Real time high quality speech to text is now possible with OpenAI's WhisperCPP, a high-performance and open source automatic speech recognition model.
In his latest video on YouTube, Aaron demonstrates how to use his latest DragonOS image to transcribe audio from a radio voice channel that is received with an RTL-SDR. He makes use of SDR4Space as the command line receiver, WhisperCPP as the AI transcriber and Mosquitto for monitoring WhisperCPP outputs and displaying the text to the terminal.
Here's a short video showing exactly how to setup and run SDR4space in such a way that real time IQ captures are demodulated and feed to WhisperCPP (High-performance inference of OpenAI's Whisper automatic speech recognition (ASR) model) for transcribing.
The latest DragonOS FocalX R28 comes w/ everything needed to do exactly what I show in this video, to include a sample tiny model.
You'll noticed in the video that jobs are placed in a queue for continued captures and results are also sent over to Mosquitto MQTT where a client can see messages as they are created.

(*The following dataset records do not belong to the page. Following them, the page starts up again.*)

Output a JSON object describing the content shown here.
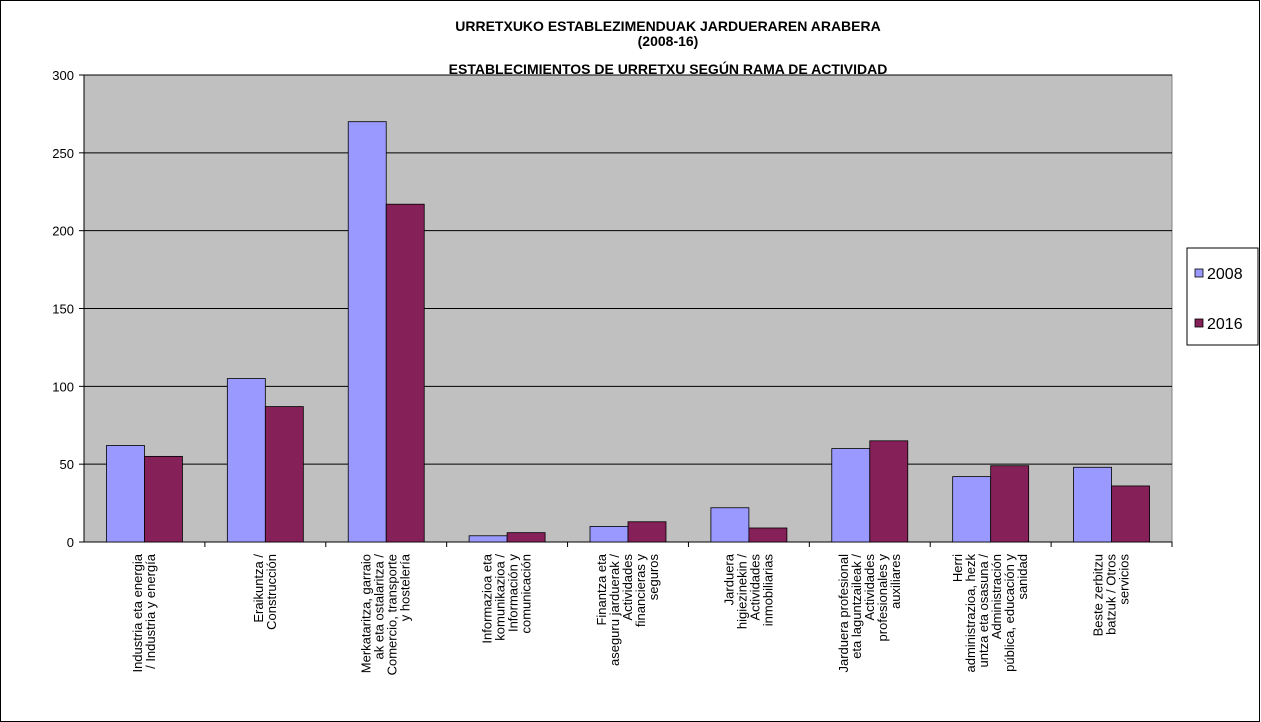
{
  "chart_data": {
    "type": "bar",
    "title": [
      "URRETXUKO ESTABLEZIMENDUAK JARDUERAREN ARABERA",
      "(2008-16)",
      "ESTABLECIMIENTOS DE URRETXU SEGÚN RAMA DE ACTIVIDAD"
    ],
    "categories": [
      "Industria eta energia\n/ Industria y energía",
      "Eraikuntza /\nConstrucción",
      "Merkataritza, garraio\nak eta ostalaritza /\nComercio, transporte\ny hostelería",
      "Informazioa eta\nkomunikazioa /\nInformación y\ncomunicación",
      "Finantza eta\naseguru jarduerak /\nActividades\nfinancieras y\nseguros",
      "Jarduera\nhigiezinekin /\nActividades\ninmobiliarias",
      "Jarduera profesional\neta laguntzaileak /\nActividades\nprofesionales y\nauxiliares",
      "Herri\nadministrazioa, hezk\nuntza eta osasuna /\nAdministración\npública, educación y\nsanidad",
      "Beste zerbitzu\nbatzuk / Otros\nservicios"
    ],
    "series": [
      {
        "name": "2008",
        "color": "#9999ff",
        "values": [
          62,
          105,
          270,
          4,
          10,
          22,
          60,
          42,
          48
        ]
      },
      {
        "name": "2016",
        "color": "#862058",
        "values": [
          55,
          87,
          217,
          6,
          13,
          9,
          65,
          49,
          36
        ]
      }
    ],
    "ylim": [
      0,
      300
    ],
    "yticks": [
      0,
      50,
      100,
      150,
      200,
      250,
      300
    ],
    "grid": true,
    "legend": "right"
  }
}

I chose to use an RTLSDR v3 dongle for the capture, but it's possible to configure SDR4space to use a variety of soapy supported SDRs.
In his first video Aaron shows how to get setup with the system on DragonOS. Shortly after uploading his first tutorial, Aaron noticed that recompiling WhisperCPP on the local system yielded a significant decrease in the processing time of the AI. After recompiling locally the transcribing then became near real time. In the second video Aaron briefly demonstrates the real time transcription.
In the past we posted a similar project that was based on the Amazon Transcribe cloud service. However WhisperCPP runs on a local machine, is open source and seems to be at least as good as Amazon Transcribe. So this appears to be a significant leap in transcribing ability and we could see it being used to automatically create text logs and alerts based on various radio channels.